Claude Martin. En effet, comme je l’ai rapidement évoqué, la notion d’autonomie est pluridimensionnelle et elle a fait l’objet d’approches très diversifiées, parfois complémentaires, selon les disciplines. Comme souvent en sciences humaines et sociales, la contribution de la philosophie est fondamentale. Sans avoir ici l’espace, ni à proprement parler les compétences pour un développement substantiel, le concept d’autonomie évoque a minima l’idée de déterminer soi-même ses propres lois (nomos), de s’autodéterminer, de décider pour soi dans le respect de la liberté d’autrui. Mais cette notion est également cruciale dans de nombreux autres champs disciplinaires comme la psychologie, les sciences de l’éducation, les sciences de la santé, mais également dans le champ de la recherche technologique, a fortiori pour ces technologies (parfois elles-mêmes autonomes) qui sont mises au service de l’autonomie de fonctionnement, de déplacement etc. d’une personne.

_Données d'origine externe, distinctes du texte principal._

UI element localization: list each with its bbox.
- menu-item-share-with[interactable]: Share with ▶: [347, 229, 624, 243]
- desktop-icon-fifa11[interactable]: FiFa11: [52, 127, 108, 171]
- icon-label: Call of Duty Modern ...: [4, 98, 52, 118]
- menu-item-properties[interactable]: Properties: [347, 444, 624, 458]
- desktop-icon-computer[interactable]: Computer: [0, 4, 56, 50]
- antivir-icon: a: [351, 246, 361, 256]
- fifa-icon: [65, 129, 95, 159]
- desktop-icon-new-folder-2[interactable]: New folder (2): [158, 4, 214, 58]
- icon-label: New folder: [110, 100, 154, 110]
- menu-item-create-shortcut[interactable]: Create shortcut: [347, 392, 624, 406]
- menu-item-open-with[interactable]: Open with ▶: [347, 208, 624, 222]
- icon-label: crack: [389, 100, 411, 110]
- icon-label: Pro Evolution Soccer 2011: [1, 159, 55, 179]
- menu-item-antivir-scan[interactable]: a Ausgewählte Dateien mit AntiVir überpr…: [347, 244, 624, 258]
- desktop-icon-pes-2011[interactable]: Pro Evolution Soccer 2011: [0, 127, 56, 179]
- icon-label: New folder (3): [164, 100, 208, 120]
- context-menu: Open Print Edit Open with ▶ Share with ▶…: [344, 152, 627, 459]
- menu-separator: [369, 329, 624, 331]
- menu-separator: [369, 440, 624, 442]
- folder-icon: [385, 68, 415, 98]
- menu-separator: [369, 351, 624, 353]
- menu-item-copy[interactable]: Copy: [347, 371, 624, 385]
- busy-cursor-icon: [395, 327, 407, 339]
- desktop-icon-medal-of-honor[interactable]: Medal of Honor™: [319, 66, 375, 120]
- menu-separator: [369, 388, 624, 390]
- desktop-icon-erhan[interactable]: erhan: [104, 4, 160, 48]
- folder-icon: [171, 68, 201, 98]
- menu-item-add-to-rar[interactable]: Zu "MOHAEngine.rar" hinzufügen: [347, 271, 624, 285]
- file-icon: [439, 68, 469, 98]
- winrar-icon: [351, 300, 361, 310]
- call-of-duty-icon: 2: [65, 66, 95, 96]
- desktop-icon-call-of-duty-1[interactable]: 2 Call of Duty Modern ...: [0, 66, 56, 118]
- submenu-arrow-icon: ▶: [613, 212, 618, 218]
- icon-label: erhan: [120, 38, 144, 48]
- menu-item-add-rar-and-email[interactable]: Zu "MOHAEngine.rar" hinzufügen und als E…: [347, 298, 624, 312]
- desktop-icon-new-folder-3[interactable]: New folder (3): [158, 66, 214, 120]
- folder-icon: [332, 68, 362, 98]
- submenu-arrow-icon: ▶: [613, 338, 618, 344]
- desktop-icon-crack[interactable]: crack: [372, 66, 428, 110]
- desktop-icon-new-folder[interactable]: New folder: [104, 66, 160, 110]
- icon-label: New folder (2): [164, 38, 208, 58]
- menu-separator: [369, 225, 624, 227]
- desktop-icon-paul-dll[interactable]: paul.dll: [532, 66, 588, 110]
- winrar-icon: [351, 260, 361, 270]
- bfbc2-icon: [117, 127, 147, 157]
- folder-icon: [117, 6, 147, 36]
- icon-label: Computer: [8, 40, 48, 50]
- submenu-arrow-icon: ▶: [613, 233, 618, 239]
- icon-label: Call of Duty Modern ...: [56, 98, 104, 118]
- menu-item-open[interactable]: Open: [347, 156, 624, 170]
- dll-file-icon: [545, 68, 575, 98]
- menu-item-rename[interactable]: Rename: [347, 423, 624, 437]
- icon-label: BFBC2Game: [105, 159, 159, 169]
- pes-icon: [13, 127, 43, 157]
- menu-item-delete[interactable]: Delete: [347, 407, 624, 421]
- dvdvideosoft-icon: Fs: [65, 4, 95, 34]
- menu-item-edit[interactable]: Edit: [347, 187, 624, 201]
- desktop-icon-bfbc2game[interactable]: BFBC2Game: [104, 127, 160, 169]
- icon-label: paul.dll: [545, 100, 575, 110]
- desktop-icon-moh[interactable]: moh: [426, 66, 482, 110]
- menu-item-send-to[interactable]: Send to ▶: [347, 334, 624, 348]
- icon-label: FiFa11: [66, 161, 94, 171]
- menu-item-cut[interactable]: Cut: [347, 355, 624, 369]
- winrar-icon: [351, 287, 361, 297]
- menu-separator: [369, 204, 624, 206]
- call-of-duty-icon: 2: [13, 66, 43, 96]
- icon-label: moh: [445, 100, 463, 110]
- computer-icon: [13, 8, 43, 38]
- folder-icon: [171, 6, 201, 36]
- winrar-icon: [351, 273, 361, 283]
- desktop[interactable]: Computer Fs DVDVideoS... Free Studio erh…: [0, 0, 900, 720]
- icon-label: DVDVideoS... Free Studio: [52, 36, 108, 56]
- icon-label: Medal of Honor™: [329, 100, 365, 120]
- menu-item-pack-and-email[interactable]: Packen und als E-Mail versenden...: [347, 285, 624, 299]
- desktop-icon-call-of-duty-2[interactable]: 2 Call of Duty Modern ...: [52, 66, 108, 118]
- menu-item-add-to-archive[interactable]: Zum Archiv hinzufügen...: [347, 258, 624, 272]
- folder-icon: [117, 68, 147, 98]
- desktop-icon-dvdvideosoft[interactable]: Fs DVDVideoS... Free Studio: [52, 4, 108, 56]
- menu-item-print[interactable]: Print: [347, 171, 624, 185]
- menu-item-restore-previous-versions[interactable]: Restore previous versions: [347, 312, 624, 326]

Comme c’est précisément la vocation du PPR autonomie que de mobiliser, et de renforcer au moins la pluridisciplinarité (autrement dit des approches complémentaires de chaque contribution disciplinaire) mais, toutes les fois où cela est possible, l’interdisciplinarité, qui suppose un dialogue et une co-construction théorique par des représentants de diverses disciplines, méthodes et cultures disciplinaires, il allait de soi que nous devions promouvoir et faciliter ce dialogue pour aborder non seulement des questions théoriques, mais aussi des questions méthodologiques, en particulier sur les indicateurs de l’autonomie et sur sa mesure.

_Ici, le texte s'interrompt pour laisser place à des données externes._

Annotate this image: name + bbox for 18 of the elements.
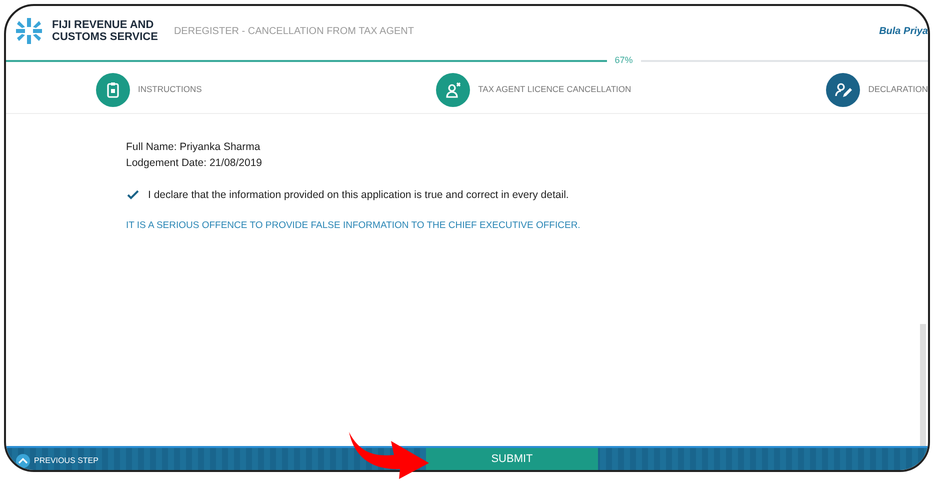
step-label[interactable]: TAX AGENT LICENCE CANCELLATION <box>478 83 632 96</box>
logo-icon <box>14 16 44 46</box>
declaration-text: I declare that the information provided on this application is true and correct in every detail. <box>148 188 569 202</box>
user-pencil-icon[interactable] <box>826 72 860 106</box>
clipboard-icon[interactable] <box>96 72 130 106</box>
warning-text: IT IS A SERIOUS OFFENCE TO PROVIDE FALSE INFORMATION TO THE CHIEF EXECUTIVE OFFICER. <box>126 219 582 234</box>
detail-text: Full Name: Priyanka Sharma <box>126 140 262 155</box>
up-chevron-icon <box>16 454 30 468</box>
brand-name: FIJI REVENUE AND CUSTOMS SERVICE <box>52 19 158 43</box>
detail-text: Lodgement Date: 21/08/2019 <box>126 156 264 171</box>
page-title: DEREGISTER - CANCELLATION FROM TAX AGENT <box>174 24 415 38</box>
greeting: Bula Priya <box>879 24 928 38</box>
step-label[interactable]: INSTRUCTIONS <box>138 83 202 96</box>
previous-step-button[interactable]: PREVIOUS STEP <box>6 454 98 468</box>
user-remove-icon[interactable] <box>436 72 470 106</box>
scrollbar[interactable] <box>920 324 926 449</box>
step-label[interactable]: DECLARATION <box>868 83 928 96</box>
submit-button[interactable]: SUBMIT <box>426 448 598 470</box>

PPR Autonomie. Pour terminer, et en conclusion, que peut-on attendre des présentations et des discussions qui se tiendront dans le cadre de ce séminaire ?

Claude Martin. Le conseil scientifique est tout à fait enthousiaste de la mise en œuvre de ce séminaire. Il va permettre de créer un espace de dialogue, déjà entre les onze consortiums, qui mobilisent plus de 250 chercheurs et chercheuses, en provenance d’une grande diversité de disciplines et de domaines. Mais au-delà de ce cercle, il va aussi permettre à tous ceux qui s’intéressent à ces questions, comme professionnels du champ, décideurs publics, ou usagers et bien entendu chercheuses et chercheurs, de se nourrir de ces échanges, de se construire une culture commune, tout en s’ouvrant sur la manière dont ces enjeux sont formulés à l’échelle internationale. Les premières séances mobilisent déjà plusieurs des meilleurs spécialistes de ces questions dans le champ du droit social, de l’histoire sociale, de l’histoire du handicap, de la philosophie, de la médecine de réadaptation.

La mise en œuvre de ce séminaire est un levier supplémentaire de structuration de ce champ de recherche prioritaire. Une nouvelle source de satisfaction pour ceux qui ont œuvré à son déploiement. J’en profite donc pour remercier sincèrement ses trois co-organisateurs, Myriam Winance, Philippe Martin et Olivier Lipari-Giraud.